The argument that the state purposely delayed notifying defendant of the statements of Bearden and Finley is sorely lacking. See and compare State v. Fisher, 380 So.2d 1340 (La.1980), where defendant was notified of one of his several statements on the morning of his trial and was granted a 24-hour continuance.
ASSIGNMENT THREE
The co-defendant Lassiter made at least four statements to investigators between July 22 and October 9, 1982, all of which were inconsistent. In the first statement, Lassiter said he acted alone and killed the victim. In later statements, he implicated the defendant, explaining that he had lied in the first statement because defendant had promised to use connections to get him out of the charges if he would take all of the blame and not incriminate the defendant. Before defendant's trial, Lassiter pleaded guilty and was sentenced to concurrent sentences at hard labor, 40 years without probation, parole, or suspension for the armed robbery of J.B. Little, and 21 years for the manslaughter of J.B. Little. In his *478 last statement and at the trial, he stated that defendant robbed and killed the victim with a lug wrench and Lassiter's pocket knife and buried him while he was still alive.
When Investigator Reppond was cross-examined, defense counsel elicited the several inconsistencies in the statements made to Reppond by Lassiter, apparently attempting to have Reppond say that he made promises to Lassiter, after Lassiter's confession, to get him to incriminate defendant.

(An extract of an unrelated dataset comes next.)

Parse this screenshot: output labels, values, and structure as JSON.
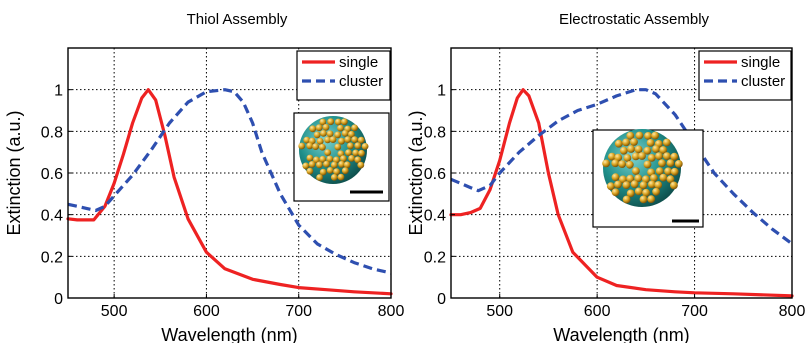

On redirect, Reppond was asked first to physically describe Lassiter (5'7", small frame, 130 lbs.) and secondly about his observance of the body of the victim. Defendant objected to the question whether it appeared to Reppond that Lassiter "could have done that all [the beating and stabbing, dragging of the body approximately 50 feet] by himself?". The jury was retired and, after somewhat lengthy argument, the trial court overruled the objection. Defendant now complains that it was error to allow Reppond to give opinion evidence without being qualified as an expert.
After the jury returned, however, Reppond was questioned about his past knowledge and observation of the victim and his physical description (Little was an inch or two taller, more muscular than Lassiter, and weighed about 180 lbs.). Reppond was next asked why he did not accept Lassiter's first statement that he acted alone [but continued the investigation and the interrogation of Lassiter]. This question was not objected to!!! Reppond answered:
"A. From what I could see, my own opinion, he was not physically able to overcome J.B. Little and do the damage that had been done. I didn't feel likeI felt like that J.B.